- Les Moonves, chairman, president and CEO of CBS Corp., told an audience at the Deutsche Bank 2017 Media & Telecom Conference that TV networks will face off against digital properties like Facebook and Google in the next bidding battle for the rights to the NFL, according to Ad Age. The NFL's current deals are in place through 2022.
- Though Moonves is predicting a clash between tech companies and traditional broadcast networks, he sees traditional TV prevailing, suggesting it is still the most efficient way to reach a mass audience.

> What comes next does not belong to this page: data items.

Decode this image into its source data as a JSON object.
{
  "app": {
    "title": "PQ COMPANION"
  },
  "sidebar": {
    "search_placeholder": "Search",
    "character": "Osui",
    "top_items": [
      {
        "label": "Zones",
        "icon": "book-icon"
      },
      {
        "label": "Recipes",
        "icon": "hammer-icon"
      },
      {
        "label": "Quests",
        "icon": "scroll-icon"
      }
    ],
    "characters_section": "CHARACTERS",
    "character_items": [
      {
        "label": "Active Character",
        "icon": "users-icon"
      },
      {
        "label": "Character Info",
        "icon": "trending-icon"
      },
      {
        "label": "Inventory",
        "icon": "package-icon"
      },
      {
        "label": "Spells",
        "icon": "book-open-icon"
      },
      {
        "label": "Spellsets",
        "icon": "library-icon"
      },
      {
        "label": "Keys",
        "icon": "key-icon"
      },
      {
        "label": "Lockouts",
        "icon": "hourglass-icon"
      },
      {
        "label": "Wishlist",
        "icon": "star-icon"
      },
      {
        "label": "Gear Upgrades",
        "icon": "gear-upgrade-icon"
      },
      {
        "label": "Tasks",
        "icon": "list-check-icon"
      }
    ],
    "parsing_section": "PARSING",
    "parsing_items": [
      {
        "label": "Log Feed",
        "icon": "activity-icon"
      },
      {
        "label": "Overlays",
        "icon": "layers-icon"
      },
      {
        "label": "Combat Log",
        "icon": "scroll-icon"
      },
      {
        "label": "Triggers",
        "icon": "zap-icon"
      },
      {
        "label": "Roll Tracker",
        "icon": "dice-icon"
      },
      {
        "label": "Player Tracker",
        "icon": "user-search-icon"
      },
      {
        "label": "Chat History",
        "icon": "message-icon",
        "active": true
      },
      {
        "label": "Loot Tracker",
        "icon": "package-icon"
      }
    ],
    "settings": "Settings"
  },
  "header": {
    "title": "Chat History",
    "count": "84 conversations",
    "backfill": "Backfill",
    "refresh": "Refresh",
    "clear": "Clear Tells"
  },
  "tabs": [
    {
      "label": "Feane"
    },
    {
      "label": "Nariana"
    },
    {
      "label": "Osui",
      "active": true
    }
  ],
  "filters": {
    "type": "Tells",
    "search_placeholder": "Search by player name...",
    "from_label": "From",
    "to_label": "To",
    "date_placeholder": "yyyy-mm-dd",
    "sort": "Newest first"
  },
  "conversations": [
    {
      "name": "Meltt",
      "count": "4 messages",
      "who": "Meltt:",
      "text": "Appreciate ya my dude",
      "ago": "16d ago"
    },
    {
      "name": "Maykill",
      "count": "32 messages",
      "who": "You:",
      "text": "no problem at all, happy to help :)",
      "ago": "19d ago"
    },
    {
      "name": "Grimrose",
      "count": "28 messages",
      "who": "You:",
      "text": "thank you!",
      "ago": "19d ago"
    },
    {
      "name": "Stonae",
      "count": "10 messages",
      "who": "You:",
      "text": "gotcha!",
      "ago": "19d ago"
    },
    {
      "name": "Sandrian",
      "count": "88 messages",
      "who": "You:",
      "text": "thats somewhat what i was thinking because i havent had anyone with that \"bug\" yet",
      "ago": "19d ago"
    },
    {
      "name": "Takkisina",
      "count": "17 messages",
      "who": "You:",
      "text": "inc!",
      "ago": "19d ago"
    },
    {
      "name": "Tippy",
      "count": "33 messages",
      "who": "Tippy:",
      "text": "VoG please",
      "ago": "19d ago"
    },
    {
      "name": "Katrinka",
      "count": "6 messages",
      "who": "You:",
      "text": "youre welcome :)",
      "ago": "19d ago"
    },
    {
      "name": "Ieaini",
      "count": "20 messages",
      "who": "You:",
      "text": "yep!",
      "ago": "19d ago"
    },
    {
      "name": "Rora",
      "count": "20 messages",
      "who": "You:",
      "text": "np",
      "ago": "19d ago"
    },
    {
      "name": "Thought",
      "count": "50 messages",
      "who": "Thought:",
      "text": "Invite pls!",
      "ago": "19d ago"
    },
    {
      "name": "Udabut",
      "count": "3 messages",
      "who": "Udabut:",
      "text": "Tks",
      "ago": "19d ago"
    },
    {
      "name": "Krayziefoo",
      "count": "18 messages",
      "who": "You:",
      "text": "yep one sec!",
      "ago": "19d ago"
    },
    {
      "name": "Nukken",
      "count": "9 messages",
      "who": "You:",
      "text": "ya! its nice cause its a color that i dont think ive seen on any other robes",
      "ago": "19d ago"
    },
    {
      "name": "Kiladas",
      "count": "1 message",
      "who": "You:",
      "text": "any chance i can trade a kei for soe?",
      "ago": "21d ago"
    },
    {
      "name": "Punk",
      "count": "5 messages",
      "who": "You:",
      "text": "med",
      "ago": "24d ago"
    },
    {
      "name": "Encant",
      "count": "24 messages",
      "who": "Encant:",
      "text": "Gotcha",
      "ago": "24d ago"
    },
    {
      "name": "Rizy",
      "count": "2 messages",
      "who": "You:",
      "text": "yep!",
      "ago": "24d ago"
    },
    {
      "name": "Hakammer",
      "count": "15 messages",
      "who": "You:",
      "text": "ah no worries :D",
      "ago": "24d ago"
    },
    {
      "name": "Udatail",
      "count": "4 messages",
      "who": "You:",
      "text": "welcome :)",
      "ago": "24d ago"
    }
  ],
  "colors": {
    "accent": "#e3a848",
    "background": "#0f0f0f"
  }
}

- "Look, the tech giants all want to be involved in the NFL. It's the best product in television," Moonves said, as quoted in Ad Age. "There's going to be a lot of activity. As we head toward that large deal, I think these companies are going to be part of it, [but] I think the NFL still believes in the sanctity of broadcasting."
While Moonves is likely right that broadcast TV will continue to have a strong foothold with the NFL — he noted "there’s a reason there's been no Super Bowl on cable" — he may be underestimating digital's growing traction, especially with coveted young consumers.
The CBS exec said there is a "belief and knowledge" you can’t get 115 million people watching the Super Bowl online, but a recent Burson-Marsteller's Fan Experience survey found that most viewers would actually be interested in streaming the game, with 77% of millennial respondents reporting that they would opt for a streaming option over watching on traditional TV.
This year’s Super Bowl broadcast on Fox pulled in 111.3 million viewers while the Fox Go live stream of the game had an average of 1.72 million viewers, per Ad Age.
Almost all major sports leagues, including the NFL, have turned to social media live streams as a way to reach a growing stable of cord-cutting viewers. The NFL live streamed 10 of its Thursday Night Football games last season on Twitter, and Twitter has stated it plans to double down on its overall live video offerings this year. Facebook, which has over 1.8 billion users, has also seemed to inch toward more sports streaming, and is reportedly in advanced talks with the MLB to broadcast one game a week next season through its live video feature.
Several outlets for TV sports coverage also appear on the wane. ESPN, once a powerhouse in the space, has been shedding subscribers. Because of these losses, ESPN trimmed hundreds of behind the scenes jobs two years ago, and Outkick the Coverage now reports that it is planning to cut around $100 million in on-air talent salaries.